Jacques Becker – L’idea stessa di libertà

Jacques Becker (1906-1960), dopo anni trascorsi accanto a Jean Renoir come assistente, ha realizzato i suoi primi film durante l’Occupazione. Ha appreso da Renoir il gusto per la libertà della recitazione, l’amore per gli attori. Contrariamente a lui, invece, era di una minuzia e di una precisione tecnica ossessive. Gesti e oggetti hanno un percorso proprio nei suoi tredici film: si pensi alle serie di schiaffi in Casque d’or, alle porte che si aprono e si chiudono in Falbalas e altri film. 
Innamorato del jazz e del cinema americano (e amico di King Vidor, Howard Hawks, Henry Hathaway), ‘vieille France’ come Max (Jean Gabin) in Grisbi, passa da un genere all’altro e da un ambiente all’altro con l’eleganza suprema del suo Arsène Lupin. Era uno dei cineasti intellettualmente più rispettati e più amati dai suoi contemporanei. Eppure, affermava nel 1949: “Provo orrore per la mia generazione. Dedica attenzione soltanto a ciò che è morto. È la generazione del far finta. Ha finto di amare Charlot: ma gli preferisce Jean Marais. Ha finto di amare Armstrong: ma gli preferisce Jack Hylton. La mia generazione è invischiata nelle comodità, nella pigrizia, nella facilità. Quanto al resto, in essa non c’è nulla di autentico”.
Ecco che si profila un altro Becker, che uno dei suoi eredi, François Truffaut, ritraeva come “inquieto, angosciato, elegante, lirico, inglese, nervoso, tormentato”. Attivo nella Resistenza, Becker ha difeso Clouzot e il grande Le Vigan contro l’isteria dell’epurazione; quarantenne, ha preso le difese dei giovani contro i loro padri; ‘professionista della professione’, si è battuto per Bresson e Ophuls, allora denigrati, contro la concezione del ‘cinema, mestiere nostro’ che dominava all’epoca. Becker difendeva il cinema d’autore, il diritto del regista di essere padrone del suo film. Nel 1957 Max Ophuls, malato, l’aveva designato per dirigere in sua vece Montparnasse 19, e lo sceneggiatore e dialoghista ‘divo’ Henri Jeanson s’indignò di vederlo rimaneggiare il suo lavoro e cancellare le sue parole d’autore: “Quando accetti un soggetto, scrisse a Becker, tu hai l’abitudine di girarne un altro. Non hai girato Arsène Lupin, non hai girato Casque d’or, hai costruito delle storie che non avevano nessun rapporto con il soggetto iniziale. Sei capace, per una volta, di farti da parte e girare la nostra sceneggiatura e non un’altra cosa?”. Non si potrebbe definire meglio ciò che contrapponeva Becker a una produzione a cui apparteneva solo tecnicamente, e che perciò lo avvicinava ai giovani cinéphile che si preparavano a sconvolgere le tradizioni.

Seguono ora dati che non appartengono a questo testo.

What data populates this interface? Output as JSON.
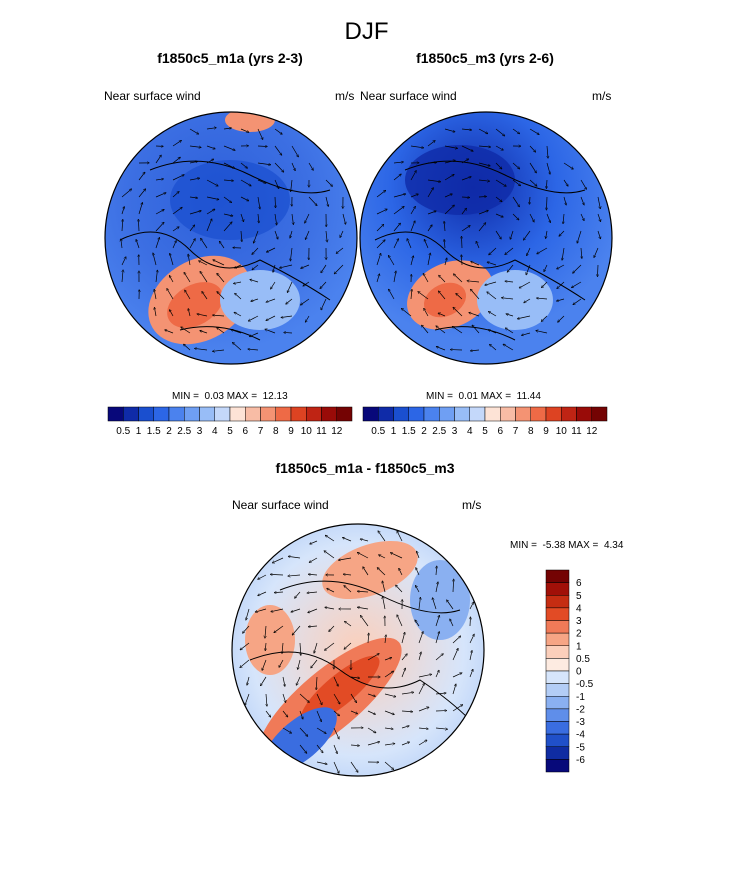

È certamente per questo che Godard vedeva in Montparnasse 19 una definizione del cinema e che Becker ha dato al cinema francese il più bel film sul mondo contadino (Goupi Mains rouges), un manifesto per la gioventù (Rendez-vous de juillet), il più bel film noir (insieme a La Nuit du carrefour di Renoir, di cui era assistente), Grisbi, e che è stato, con il suo ultimo capolavoro, Le Trou, il solo “ad aver filmato l’idea stessa di libertà” (Serge Daney).